Rosas Selvagens Filme

Rosas Selvagens é uma combinação perigosa e sutil entre a defesa da liberdade da mulher e as regras rígidas e sem sentido da religião católica. Quer dizer, algo mais ou menos nessa linha, porque a sutileza do roteiro e atuações nos mantém sempre pouco atentos para o que o filme realmente quer dizer.
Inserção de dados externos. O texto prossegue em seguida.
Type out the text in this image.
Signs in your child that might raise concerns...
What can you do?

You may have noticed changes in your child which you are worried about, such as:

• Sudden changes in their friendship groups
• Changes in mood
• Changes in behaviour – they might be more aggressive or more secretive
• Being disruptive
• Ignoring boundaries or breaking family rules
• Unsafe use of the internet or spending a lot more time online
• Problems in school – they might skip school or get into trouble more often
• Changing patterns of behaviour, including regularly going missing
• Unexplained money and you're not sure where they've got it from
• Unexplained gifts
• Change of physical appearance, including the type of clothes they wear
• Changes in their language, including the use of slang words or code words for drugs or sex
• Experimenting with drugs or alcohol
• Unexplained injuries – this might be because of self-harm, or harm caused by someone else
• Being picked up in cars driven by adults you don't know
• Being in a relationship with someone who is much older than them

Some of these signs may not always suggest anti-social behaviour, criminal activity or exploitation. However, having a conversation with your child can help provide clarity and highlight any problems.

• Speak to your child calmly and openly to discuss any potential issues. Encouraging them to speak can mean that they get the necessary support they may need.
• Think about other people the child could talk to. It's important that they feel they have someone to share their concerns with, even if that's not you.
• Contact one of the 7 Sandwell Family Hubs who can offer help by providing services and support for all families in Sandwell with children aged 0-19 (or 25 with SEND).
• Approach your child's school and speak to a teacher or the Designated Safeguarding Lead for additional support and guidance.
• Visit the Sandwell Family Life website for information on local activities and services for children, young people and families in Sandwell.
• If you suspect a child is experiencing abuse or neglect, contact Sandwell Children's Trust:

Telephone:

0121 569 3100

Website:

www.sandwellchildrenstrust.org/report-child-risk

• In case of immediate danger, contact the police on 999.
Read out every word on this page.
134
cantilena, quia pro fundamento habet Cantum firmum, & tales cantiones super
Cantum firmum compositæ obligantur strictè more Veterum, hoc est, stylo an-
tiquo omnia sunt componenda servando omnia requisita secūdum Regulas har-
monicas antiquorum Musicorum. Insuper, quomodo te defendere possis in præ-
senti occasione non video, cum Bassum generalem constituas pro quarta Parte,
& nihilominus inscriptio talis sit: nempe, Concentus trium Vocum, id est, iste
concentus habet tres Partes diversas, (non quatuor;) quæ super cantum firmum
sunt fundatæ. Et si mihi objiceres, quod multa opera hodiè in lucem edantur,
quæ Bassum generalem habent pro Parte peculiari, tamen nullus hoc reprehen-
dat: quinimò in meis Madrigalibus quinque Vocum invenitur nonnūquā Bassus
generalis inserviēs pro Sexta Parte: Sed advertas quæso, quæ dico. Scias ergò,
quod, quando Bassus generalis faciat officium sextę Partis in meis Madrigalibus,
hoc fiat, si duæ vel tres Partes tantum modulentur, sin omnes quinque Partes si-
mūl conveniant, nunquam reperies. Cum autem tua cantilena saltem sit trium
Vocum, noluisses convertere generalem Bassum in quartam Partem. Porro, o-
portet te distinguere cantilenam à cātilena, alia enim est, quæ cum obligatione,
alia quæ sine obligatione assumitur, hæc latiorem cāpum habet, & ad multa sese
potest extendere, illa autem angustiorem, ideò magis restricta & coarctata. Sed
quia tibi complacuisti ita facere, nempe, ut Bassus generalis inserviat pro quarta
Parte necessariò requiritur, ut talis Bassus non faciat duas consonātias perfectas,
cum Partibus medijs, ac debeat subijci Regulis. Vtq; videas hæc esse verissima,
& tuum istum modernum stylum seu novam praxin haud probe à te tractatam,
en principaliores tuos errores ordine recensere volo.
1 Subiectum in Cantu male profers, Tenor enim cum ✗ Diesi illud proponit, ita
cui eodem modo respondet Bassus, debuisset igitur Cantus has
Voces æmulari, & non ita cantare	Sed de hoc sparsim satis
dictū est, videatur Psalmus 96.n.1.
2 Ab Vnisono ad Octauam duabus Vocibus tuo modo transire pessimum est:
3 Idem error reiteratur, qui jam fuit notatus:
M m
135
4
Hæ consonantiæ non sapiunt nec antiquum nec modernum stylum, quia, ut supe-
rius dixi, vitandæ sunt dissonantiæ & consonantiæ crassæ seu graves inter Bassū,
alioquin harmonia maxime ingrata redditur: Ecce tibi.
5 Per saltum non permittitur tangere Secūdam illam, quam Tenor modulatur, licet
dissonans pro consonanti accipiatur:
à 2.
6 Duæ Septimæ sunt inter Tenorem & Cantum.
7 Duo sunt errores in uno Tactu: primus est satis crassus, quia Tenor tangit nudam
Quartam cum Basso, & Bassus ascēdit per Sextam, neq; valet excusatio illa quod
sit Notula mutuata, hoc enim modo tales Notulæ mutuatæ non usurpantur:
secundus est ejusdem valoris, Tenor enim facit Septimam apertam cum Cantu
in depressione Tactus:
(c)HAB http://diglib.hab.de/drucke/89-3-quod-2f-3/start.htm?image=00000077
Trocando em miúdos: é um filme que desperta o desinteresse pela sua heroína.

Iniciando com um mistério em torno de sua visita ao hospital, onde não sabemos se ela possui uma doença grave ou está grávida (e se for a segunda opção, se fez um aborto ou entregou o bebê), essa mãe de duas crianças é hostilizada pela filha mais velha, que possui problemas de temperamento e claramente nunca aprendeu limites com sua mãe, isso, além de soltar as observações mais perspicazes do filme inteiro. Isso vindo de uma menina de uns 10 anos de idade é algo a se considerar.

As atuações de Rosas Selvagens não ajudam nem um pouco. A diretora polonesa Anna Jadowska não consegue se desvencilhar dos olhares de perfil e de baixo de seus atores e com isso nós, espectadores, pouco conseguimos extrair dos personagens do filme. Depois de quase uma hora inteira construindo a tensão, o evento climático ocorre, o único no filme, e que termina com um anti-clímax. E ainda por cima o final é tão conformista que gera verdadeira repulsa.

Mais empenhado em nos mostrar belíssimos enquadramentos da natureza polonesa em ação, com diferentes tons claros de vestidos longos sempre iluminados pela luz do sol, Rosas Selvagens, como o próprio nome já parece acusar, é uma telenovela sem paixão e sem diálogos. Um verdadeiro quebra-cabeças de três ou quatro peças que é disposto sempre da forma errada para o espectador por todo o tempo da projeção.

Porém, o exercício de tentar entender aquelas pessoas sem sequer entender quem são aqueles personagens, poderia ser um estudo da sociedade polonesa, ainda entregue fortemente às tradições católicas, incluindo a moral e os bons costumes. Mas nem isso é forte o suficiente, pois como já citei, uma criança que acaba de fazer a comunhão é a criatura mais mal-educada de um vilarejo que teria tudo para ficar escandalizado; mas nem isso temos para alimentar a tensão.

Todos odeiam essa mulher cuja filha a repudia e o marido distante desconhece. Ela vive em uma verdadeira solitária cercada de pessoas estranhas, incluindo sua própria mãe. Se este é o grande problema do filme ele não parece entregar nada além do conformismo covarde e desnecessário.

Esse texto faz parte da cobertura da 42° Mostra Internacional de Cinema de São Paulo


“Dzikie róze” (Pol, 2017), escrito e dirigido por Anna Jadowska, com Marta Nieradkiewicz, Michal Zurawski, Natalia Bartnik.